Reading this biblical verse as a Jewish woman, I recall its traditional rabbinic interpretation, which is that Rachel stole the idols to keep her father Laban from the sin of idolatry. And yet it seems more plausible that, about to leave her father’s home and travel with Jacob to an unknown land, Rachel would have wanted to take the doll-like teraphim with her, hidden under her skirts, because it was these that she still half-believes had kept her safe since she was a child. If she were trying to preserve her father’s religious virtue the narrative’s tragic irony would be lost. For Jacob, not knowing that Rachel had stolen the figurines, makes an oath to her father that whoever is found with them will not remain alive (Gen. 31:32). By the end of Genesis 35, Rachel has died giving birth to Benjamin and is buried by the road to Ephrath (Gen, 35:16-20).

Monday, 14 November 2011

14th November 2011

‘The spirit indeed is willing but the flesh is weak’ (Matthew 26.41) This admission, in a call to resist temptation, recognizes the difficulty of living up to high moral standards. According to Clarke’s commentary, ‘Your inclinations are good - ye are truly sincere; but your good purposes will be overpowered by your timidity.

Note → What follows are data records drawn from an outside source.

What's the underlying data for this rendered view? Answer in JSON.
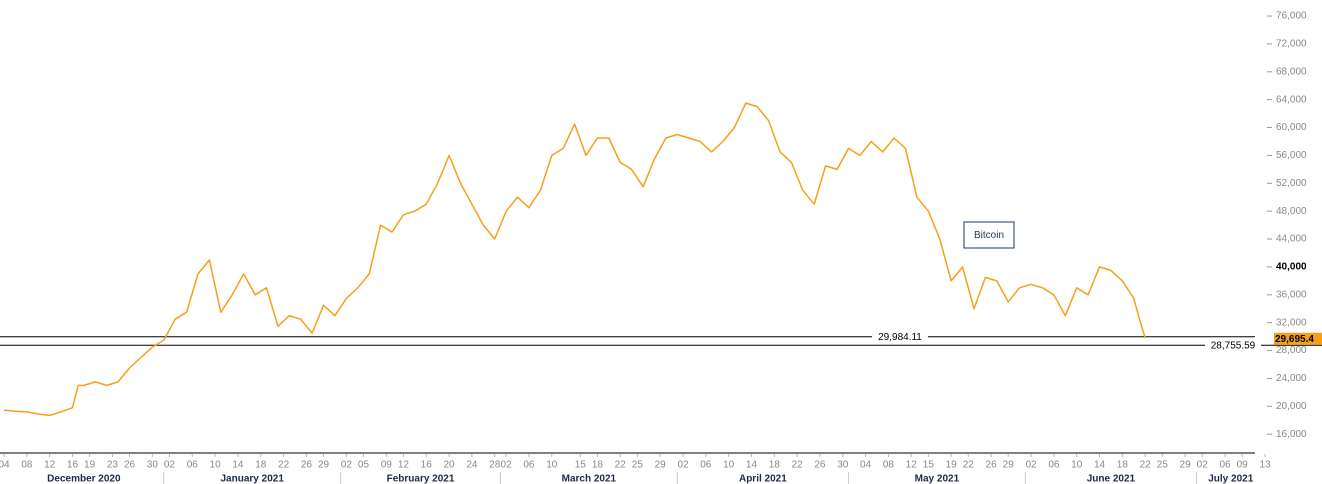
{
  "chart_data": {
    "type": "line",
    "series": [
      {
        "name": "Bitcoin",
        "color": "#f5a01a",
        "x": [
          "2020-12-04",
          "2020-12-06",
          "2020-12-08",
          "2020-12-10",
          "2020-12-12",
          "2020-12-14",
          "2020-12-16",
          "2020-12-17",
          "2020-12-18",
          "2020-12-20",
          "2020-12-22",
          "2020-12-24",
          "2020-12-26",
          "2020-12-28",
          "2020-12-30",
          "2021-01-01",
          "2021-01-03",
          "2021-01-05",
          "2021-01-07",
          "2021-01-09",
          "2021-01-11",
          "2021-01-13",
          "2021-01-15",
          "2021-01-17",
          "2021-01-19",
          "2021-01-21",
          "2021-01-23",
          "2021-01-25",
          "2021-01-27",
          "2021-01-29",
          "2021-01-31",
          "2021-02-02",
          "2021-02-04",
          "2021-02-06",
          "2021-02-08",
          "2021-02-10",
          "2021-02-12",
          "2021-02-14",
          "2021-02-16",
          "2021-02-18",
          "2021-02-20",
          "2021-02-22",
          "2021-02-24",
          "2021-02-26",
          "2021-02-28",
          "2021-03-02",
          "2021-03-04",
          "2021-03-06",
          "2021-03-08",
          "2021-03-10",
          "2021-03-12",
          "2021-03-14",
          "2021-03-16",
          "2021-03-18",
          "2021-03-20",
          "2021-03-22",
          "2021-03-24",
          "2021-03-26",
          "2021-03-28",
          "2021-03-30",
          "2021-04-01",
          "2021-04-03",
          "2021-04-05",
          "2021-04-07",
          "2021-04-09",
          "2021-04-11",
          "2021-04-13",
          "2021-04-15",
          "2021-04-17",
          "2021-04-19",
          "2021-04-21",
          "2021-04-23",
          "2021-04-25",
          "2021-04-27",
          "2021-04-29",
          "2021-05-01",
          "2021-05-03",
          "2021-05-05",
          "2021-05-07",
          "2021-05-09",
          "2021-05-11",
          "2021-05-13",
          "2021-05-15",
          "2021-05-17",
          "2021-05-19",
          "2021-05-21",
          "2021-05-23",
          "2021-05-25",
          "2021-05-27",
          "2021-05-29",
          "2021-05-31",
          "2021-06-02",
          "2021-06-04",
          "2021-06-06",
          "2021-06-08",
          "2021-06-10",
          "2021-06-12",
          "2021-06-14",
          "2021-06-16",
          "2021-06-18",
          "2021-06-20",
          "2021-06-21",
          "2021-06-22"
        ],
        "values": [
          19450,
          19300,
          19200,
          18900,
          18700,
          19200,
          19800,
          23000,
          23000,
          23500,
          23000,
          23500,
          25500,
          27000,
          28500,
          29500,
          32500,
          33500,
          39000,
          41000,
          33500,
          36000,
          39000,
          36000,
          37000,
          31500,
          33000,
          32500,
          30500,
          34500,
          33000,
          35500,
          37000,
          39000,
          46000,
          45000,
          47500,
          48000,
          49000,
          52000,
          56000,
          52000,
          49000,
          46000,
          44000,
          48000,
          50000,
          48500,
          51000,
          56000,
          57000,
          60500,
          56000,
          58500,
          58500,
          55000,
          54000,
          51500,
          55500,
          58500,
          59000,
          58500,
          58000,
          56500,
          58000,
          60000,
          63500,
          63000,
          61000,
          56500,
          55000,
          51000,
          49000,
          54500,
          54000,
          57000,
          56000,
          58000,
          56500,
          58500,
          57000,
          50000,
          48000,
          44000,
          38000,
          40000,
          34000,
          38500,
          38000,
          35000,
          37000,
          37500,
          37000,
          36000,
          33000,
          37000,
          36000,
          40000,
          39500,
          38000,
          35500,
          32500,
          29800
        ]
      }
    ],
    "xlim": [
      "2020-12-04",
      "2021-07-13"
    ],
    "xticks": [
      {
        "value": "2020-12-04",
        "label": "04"
      },
      {
        "value": "2020-12-08",
        "label": "08"
      },
      {
        "value": "2020-12-12",
        "label": "12"
      },
      {
        "value": "2020-12-16",
        "label": "16"
      },
      {
        "value": "2020-12-19",
        "label": "19"
      },
      {
        "value": "2020-12-23",
        "label": "23"
      },
      {
        "value": "2020-12-26",
        "label": "26"
      },
      {
        "value": "2020-12-30",
        "label": "30"
      },
      {
        "value": "2021-01-02",
        "label": "02"
      },
      {
        "value": "2021-01-06",
        "label": "06"
      },
      {
        "value": "2021-01-10",
        "label": "10"
      },
      {
        "value": "2021-01-14",
        "label": "14"
      },
      {
        "value": "2021-01-18",
        "label": "18"
      },
      {
        "value": "2021-01-22",
        "label": "22"
      },
      {
        "value": "2021-01-26",
        "label": "26"
      },
      {
        "value": "2021-01-29",
        "label": "29"
      },
      {
        "value": "2021-02-02",
        "label": "02"
      },
      {
        "value": "2021-02-05",
        "label": "05"
      },
      {
        "value": "2021-02-09",
        "label": "09"
      },
      {
        "value": "2021-02-12",
        "label": "12"
      },
      {
        "value": "2021-02-16",
        "label": "16"
      },
      {
        "value": "2021-02-20",
        "label": "20"
      },
      {
        "value": "2021-02-24",
        "label": "24"
      },
      {
        "value": "2021-02-28",
        "label": "28"
      },
      {
        "value": "2021-03-02",
        "label": "02"
      },
      {
        "value": "2021-03-06",
        "label": "06"
      },
      {
        "value": "2021-03-10",
        "label": "10"
      },
      {
        "value": "2021-03-15",
        "label": "15"
      },
      {
        "value": "2021-03-18",
        "label": "18"
      },
      {
        "value": "2021-03-22",
        "label": "22"
      },
      {
        "value": "2021-03-25",
        "label": "25"
      },
      {
        "value": "2021-03-29",
        "label": "29"
      },
      {
        "value": "2021-04-02",
        "label": "02"
      },
      {
        "value": "2021-04-06",
        "label": "06"
      },
      {
        "value": "2021-04-10",
        "label": "10"
      },
      {
        "value": "2021-04-14",
        "label": "14"
      },
      {
        "value": "2021-04-18",
        "label": "18"
      },
      {
        "value": "2021-04-22",
        "label": "22"
      },
      {
        "value": "2021-04-26",
        "label": "26"
      },
      {
        "value": "2021-04-30",
        "label": "30"
      },
      {
        "value": "2021-05-04",
        "label": "04"
      },
      {
        "value": "2021-05-08",
        "label": "08"
      },
      {
        "value": "2021-05-12",
        "label": "12"
      },
      {
        "value": "2021-05-15",
        "label": "15"
      },
      {
        "value": "2021-05-19",
        "label": "19"
      },
      {
        "value": "2021-05-22",
        "label": "22"
      },
      {
        "value": "2021-05-26",
        "label": "26"
      },
      {
        "value": "2021-05-29",
        "label": "29"
      },
      {
        "value": "2021-06-02",
        "label": "02"
      },
      {
        "value": "2021-06-06",
        "label": "06"
      },
      {
        "value": "2021-06-10",
        "label": "10"
      },
      {
        "value": "2021-06-14",
        "label": "14"
      },
      {
        "value": "2021-06-18",
        "label": "18"
      },
      {
        "value": "2021-06-22",
        "label": "22"
      },
      {
        "value": "2021-06-25",
        "label": "25"
      },
      {
        "value": "2021-06-29",
        "label": "29"
      },
      {
        "value": "2021-07-02",
        "label": "02"
      },
      {
        "value": "2021-07-06",
        "label": "06"
      },
      {
        "value": "2021-07-09",
        "label": "09"
      },
      {
        "value": "2021-07-13",
        "label": "13"
      }
    ],
    "months": [
      {
        "value": "2020-12",
        "label": "December 2020"
      },
      {
        "value": "2021-01",
        "label": "January 2021"
      },
      {
        "value": "2021-02",
        "label": "February 2021"
      },
      {
        "value": "2021-03",
        "label": "March 2021"
      },
      {
        "value": "2021-04",
        "label": "April 2021"
      },
      {
        "value": "2021-05",
        "label": "May 2021"
      },
      {
        "value": "2021-06",
        "label": "June 2021"
      },
      {
        "value": "2021-07",
        "label": "July 2021"
      }
    ],
    "ylim": [
      13300,
      78300
    ],
    "yticks": [
      {
        "value": 16000,
        "label": "16,000"
      },
      {
        "value": 20000,
        "label": "20,000"
      },
      {
        "value": 24000,
        "label": "24,000"
      },
      {
        "value": 28000,
        "label": "28,000"
      },
      {
        "value": 32000,
        "label": "32,000"
      },
      {
        "value": 36000,
        "label": "36,000"
      },
      {
        "value": 40000,
        "label": "40,000"
      },
      {
        "value": 44000,
        "label": "44,000"
      },
      {
        "value": 48000,
        "label": "48,000"
      },
      {
        "value": 52000,
        "label": "52,000"
      },
      {
        "value": 56000,
        "label": "56,000"
      },
      {
        "value": 60000,
        "label": "60,000"
      },
      {
        "value": 64000,
        "label": "64,000"
      },
      {
        "value": 68000,
        "label": "68,000"
      },
      {
        "value": 72000,
        "label": "72,000"
      },
      {
        "value": 76000,
        "label": "76,000"
      }
    ],
    "highlight_ytick": 40000,
    "levels": [
      {
        "value": 29984.11,
        "label": "29,984.11"
      },
      {
        "value": 28755.59,
        "label": "28,755.59"
      }
    ],
    "last_price": {
      "value": 29695.4,
      "label": "29,695.4",
      "color": "#f5a01a"
    }
  }
}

Ye wish to continue steadfast in your adherence to your Master; but your fears will lead you to desert him.’

Monday, 7 November 2011

7th November 2011

While the Authorized Version was meant to replace the Bishops' Bible as the official version for readings in the Church of England, it was apparently (unlike the Great Bible) never specifically "authorized", although it is commonly known as the Authorized Version in the United Kingdom. However, the King's Printer issued no further editions of the Bishops' Bible; so necessarily the Authorized Version supplanted it as the standard lectern Bible in parish church use in England. In the Book of Common Prayer (1662), the text of the Authorized Version replaced the text of the Great Bible — for Epistle and Gospel readings — and as such was "authorized" by Act of Parliament. The phrase "King James version" first appeared in print in 1884.’